Broken Covers is maybe one of the most unique album collections in the world – it consists of only the very worst.
Not the worst music – the collector, Steve Goldman, admits he hasn’t listened to most of his finds. No, he’s collecting the worst album art he can find.
- Goldman has three rules about the art that goes into his collection:
“It has to be funny, it has to make me laugh.”
- It has to be professionally designed and published – no one’s family effort.
- It can’t be racist, sexist, or homophobic.
A few notable covers:
- “The Nimble Fingers of Jean Pierre Jumez,” which features a man in a formal suit jacket and bare, hairy legs, the juncture between these two aspects fortunately hidden by his guitar.
- “Roadstar” by Peter Rabbit, featuring the five-person band as rabbits with human faces in dramatic shadow.
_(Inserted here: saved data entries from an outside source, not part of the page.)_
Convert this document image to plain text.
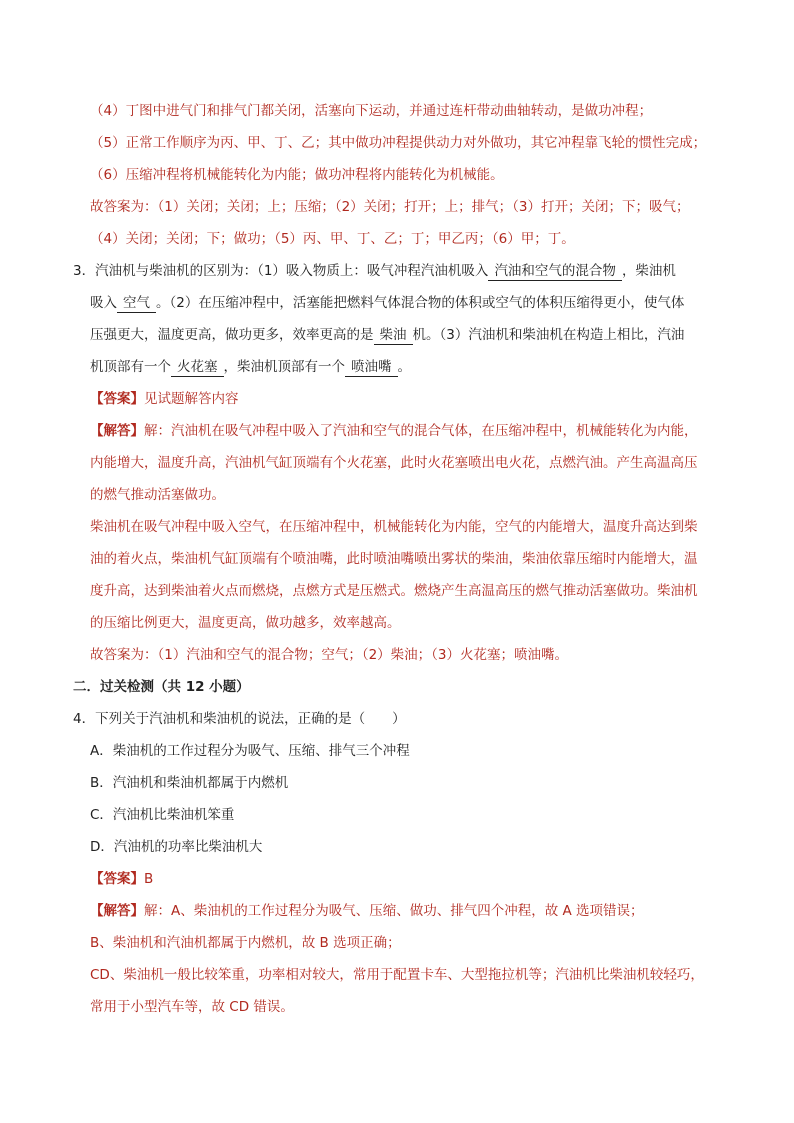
（4）丁图中进气门和排气门都关闭，活塞向下运动，并通过连杆带动曲轴转动，是做功冲程；
（5）正常工作顺序为丙、甲、丁、乙；其中做功冲程提供动力对外做功，其它冲程靠飞轮的惯性完成；
（6）压缩冲程将机械能转化为内能；做功冲程将内能转化为机械能。
故答案为：（1）关闭；关闭；上；压缩；（2）关闭；打开；上；排气；（3）打开；关闭；下；吸气；
（4）关闭；关闭；下；做功；（5）丙、甲、丁、乙；丁；甲乙丙；（6）甲；丁。
3．汽油机与柴油机的区别为：（1）吸入物质上：吸气冲程汽油机吸入 汽油和空气的混合物 ，柴油机
吸入 空气 。（2）在压缩冲程中，活塞能把燃料气体混合物的体积或空气的体积压缩得更小，使气体
压强更大，温度更高，做功更多，效率更高的是 柴油 机。（3）汽油机和柴油机在构造上相比，汽油
机顶部有一个 火花塞 ，柴油机顶部有一个 喷油嘴 。
【答案】见试题解答内容
【解答】解：汽油机在吸气冲程中吸入了汽油和空气的混合气体，在压缩冲程中，机械能转化为内能，
内能增大，温度升高，汽油机气缸顶端有个火花塞，此时火花塞喷出电火花，点燃汽油。产生高温高压
的燃气推动活塞做功。
柴油机在吸气冲程中吸入空气，在压缩冲程中，机械能转化为内能，空气的内能增大，温度升高达到柴
油的着火点，柴油机气缸顶端有个喷油嘴，此时喷油嘴喷出雾状的柴油，柴油依靠压缩时内能增大，温
度升高，达到柴油着火点而燃烧，点燃方式是压燃式。燃烧产生高温高压的燃气推动活塞做功。柴油机
的压缩比例更大，温度更高，做功越多，效率越高。
故答案为：（1）汽油和空气的混合物；空气；（2）柴油；（3）火花塞；喷油嘴。
二．过关检测（共 12 小题）
4．下列关于汽油机和柴油机的说法，正确的是（　　）
A．柴油机的工作过程分为吸气、压缩、排气三个冲程
B．汽油机和柴油机都属于内燃机
C．汽油机比柴油机笨重
D．汽油机的功率比柴油机大
【答案】B
【解答】解：A、柴油机的工作过程分为吸气、压缩、做功、排气四个冲程，故 A 选项错误；
B、柴油机和汽油机都属于内燃机，故 B 选项正确；
CD、柴油机一般比较笨重，功率相对较大，常用于配置卡车、大型拖拉机等；汽油机比柴油机较轻巧，
常用于小型汽车等，故 CD 错误。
- “Oil and Vinegar” by Dave McKenna and the Wilbur little Quartet, on which two people concealing their nudity behind each other and some romaine lettuce share a leaf between their open mouths.
- “I love my life” by Jim Post, featuring the artist, his damp mustache, and a weary expression underneath what is probably supposed to be a waterfall but looks like the spill from a watering pot.
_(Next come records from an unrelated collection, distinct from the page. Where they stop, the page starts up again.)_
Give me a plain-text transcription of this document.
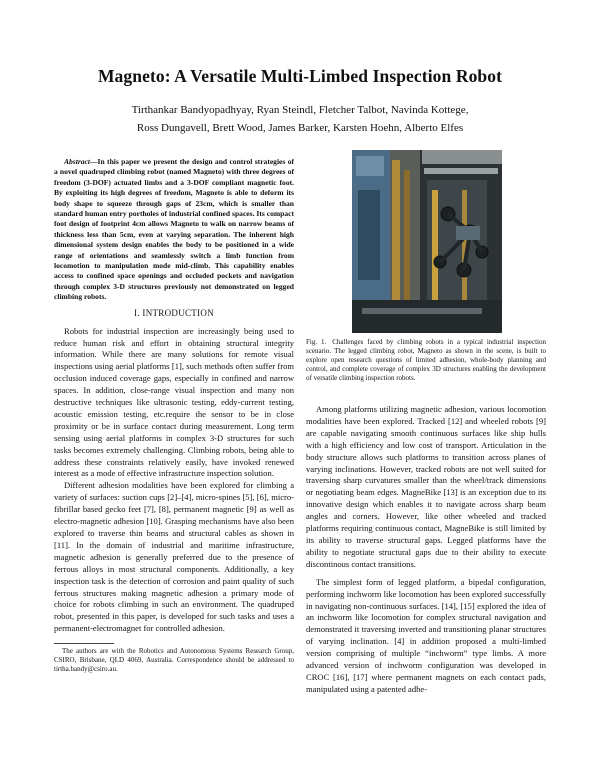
Magneto: A Versatile Multi-Limbed Inspection Robot
Tirthankar Bandyopadhyay, Ryan Steindl, Fletcher Talbot, Navinda Kottege,
Ross Dungavell, Brett Wood, James Barker, Karsten Hoehn, Alberto Elfes

Abstract—In this paper we present the design and control strategies of a novel quadruped climbing robot (named Magneto) with three degrees of freedom (3-DOF) actuated limbs and a 3-DOF compliant magnetic foot. By exploiting its high degrees of freedom, Magneto is able to deform its body shape to squeeze through gaps of 23cm, which is smaller than standard human entry portholes of industrial confined spaces. Its compact foot design of footprint 4cm allows Magneto to walk on narrow beams of thickness less than 5cm, even at varying separation. The inherent high dimensional system design enables the body to be positioned in a wide range of orientations and seamlessly switch a limb function from locomotion to manipulation mode mid-climb. This capability enables access to confined space openings and occluded pockets and navigation through complex 3-D structures previously not demonstrated on legged climbing robots.

I. INTRODUCTION

Robots for industrial inspection are increasingly being used to reduce human risk and effort in obtaining structural integrity information. While there are many solutions for remote visual inspections using aerial platforms [1], such methods often suffer from occlusion induced coverage gaps, especially in confined and narrow spaces. In addition, close-range visual inspection and many non destructive techniques like ultrasonic testing, eddy-current testing, acoustic emission testing, etc.require the sensor to be in close proximity or be in surface contact during measurement. Long term sensing using aerial platforms in complex 3-D structures for such tasks becomes extremely challenging. Climbing robots, being able to address these constraints relatively easily, have invoked renewed interest as a mode of effective infrastructure inspection solution.

Different adhesion modalities have been explored for climbing a variety of surfaces: suction cups [2]–[4], micro-spines [5], [6], micro-fibrillar based gecko feet [7], [8], permanent magnetic [9] as well as electro-magnetic adhesion [10]. Grasping mechanisms have also been explored to traverse thin beams and structural cables as shown in [11]. In the domain of industrial and maritime infrastructure, magnetic adhesion is generally preferred due to the presence of ferrous alloys in most structural components. Additionally, a key inspection task is the detection of corrosion and paint quality of such ferrous structures making magnetic adhesion a primary mode of choice for robots climbing in such an environment. The quadruped robot, presented in this paper, is developed for such tasks and uses a permanent-electromagnet for controlled adhesion.

The authors are with the Robotics and Autonomous Systems Research Group, CSIRO, Brisbane, QLD 4069, Australia. Correspondence should be addressed to tirtha.bandy@csiro.au.

Fig. 1. Challenges faced by climbing robots in a typical industrial inspection scenario. The legged climbing robot, Magneto as shown in the scene, is built to explore open research questions of limited adhesion, whole-body planning and control, and complete coverage of complex 3D structures enabling the development of versatile climbing inspection robots.

Among platforms utilizing magnetic adhesion, various locomotion modalities have been explored. Tracked [12] and wheeled robots [9] are capable navigating smooth continuous surfaces like ship hulls with a high efficiency and low cost of transport. Articulation in the body structure allows such platforms to transition across planes of varying inclinations. However, tracked robots are not well suited for traversing sharp curvatures smaller than the wheel/track dimensions or negotiating beam edges. MagneBike [13] is an exception due to its innovative design which enables it to navigate across sharp beam angles and corners. However, like other wheeled and tracked platforms requiring continuous contact, MagneBike is still limited by its ability to traverse structural gaps. Legged platforms have the ability to negotiate structural gaps due to their ability to execute discontinous contact transitions.

The simplest form of legged platform, a bipedal configuration, performing inchworm like locomotion has been explored successfully in navigating non-continuous surfaces. [14], [15] explored the idea of an inchworm like locomotion for complex structural navigation and demonstrated it traversing inverted and transitioning planar structures of varying inclination. [4] in addition proposed a multi-limbed version comprising of multiple “inchworm” type limbs. A more advanced version of inchworm configuration was developed in CROC [16], [17] where permanent magnets on each contact pads, manipulated using a patented adhe-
- “Massa Falida” by Duduca and Dalvan is one of Goldman’s favorites. It features the artists walking out of water wearing only briefs and red ties. Between them is an inset image of a child dressed as an angel on a beach. “I really, really don’t know what is going on,” said Goldman.
The collection titled Broken Covers or “The Worst Record Covers in the World” is on display at the Piazza Shopping Centre in Huddersfield, U.K., until 14 November. Donations benefit Different Strokes, a charity for younger stroke survivors. Goldman had a stroke himself earlier this year.